Even though I am still a relative newbie I've been stressing over my last few runs which have felt so HARD. I just can't seem to pick up speed without feeling like a learner runner again gasping for breath. Mind you (as #CrouchingKiwiHiddenDragon did point out), I have actually added an extra run this week for the Gold Coast 1/2 mara training AND I am probably not eating well enough the night beforehand? It has been so hot and humid lately too - I can't wait to do a 'cool' morning run again to see if that makes a difference or not. From now on I will be running 4 days per week of mixed tempos and also adding in the Lean and Fit program. I am going to be so fit!! That bit is exciting, but it is also making me lose sleep at night. I wake up during the night to work out which route I'll be taking in a few hours time, remembering if my clothes and HRM are all ready to go and that my alarm clock is set according to the distance I need to run before work. Hopefully it will all become second nature as I transition from beginner distance runner to just a runner.
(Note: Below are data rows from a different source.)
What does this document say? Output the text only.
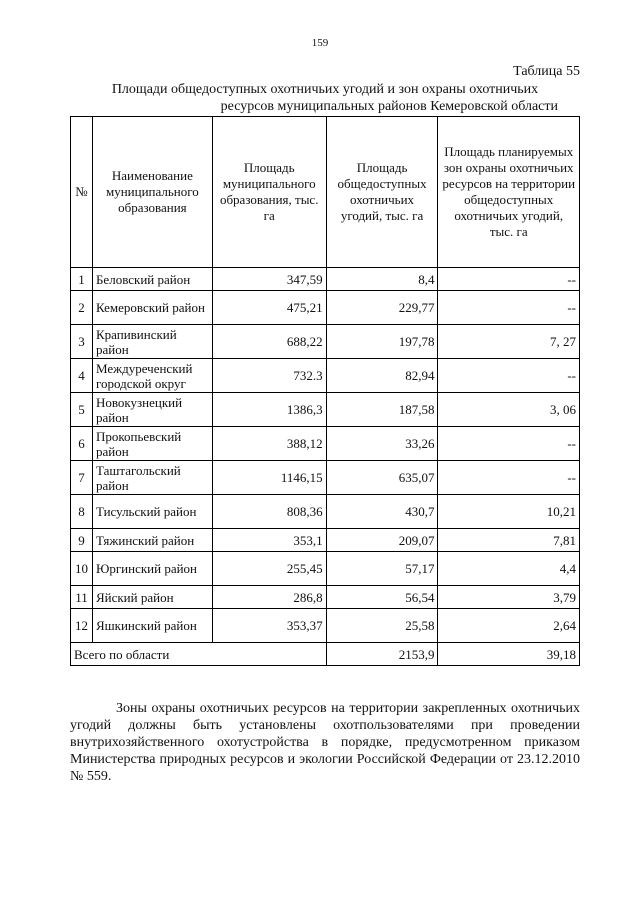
159
Таблица 55
Площади общедоступных охотничьих угодий и зон охраны охотничьих
ресурсов муниципальных районов Кемеровской области
№	Наименование муниципального образования	Площадь муниципального образования, тыс. га	Площадь общедоступных охотничьих угодий, тыс. га	Площадь планируемых зон охраны охотничьих ресурсов на территории общедоступных охотничьих угодий, тыс. га
1	Беловский район	347,59	8,4	--
2	Кемеровский район	475,21	229,77	--
3	Крапивинский район	688,22	197,78	7, 27
4	Междуреченский городской округ	732.3	82,94	--
5	Новокузнецкий район	1386,3	187,58	3, 06
6	Прокопьевский район	388,12	33,26	--
7	Таштагольский район	1146,15	635,07	--
8	Тисульский район	808,36	430,7	10,21
9	Тяжинский район	353,1	209,07	7,81
10	Юргинский район	255,45	57,17	4,4
11	Яйский район	286,8	56,54	3,79
12	Яшкинский район	353,37	25,58	2,64
Всего по области			2153,9	39,18
Зоны охраны охотничьих ресурсов на территории закрепленных охотничьих угодий должны быть установлены охотпользователями при проведении внутрихозяйственного охотустройства в порядке, предусмотренном приказом Министерства природных ресурсов и экологии Российской Федерации от 23.12.2010 № 559.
Unfortunately I have let myself down on the nutrition side of things over the past few weeks. Not actually eating too much (I have maintained my weight loss) but just eating whatever I feel like, whenever I want. Bread, chocolate, chips, dips, just constant grazing on food that's not terribly nutritious. My excuse has been that I know I will be knuckling down completely as of now. I have to set a good example to my 2 daughters who are also doing this round. I will stick to my mission and achieve my new goals. I won't be able to slip into old habtis though once this round ends. This is it for me. Then I will be flying solo like a few others are this round.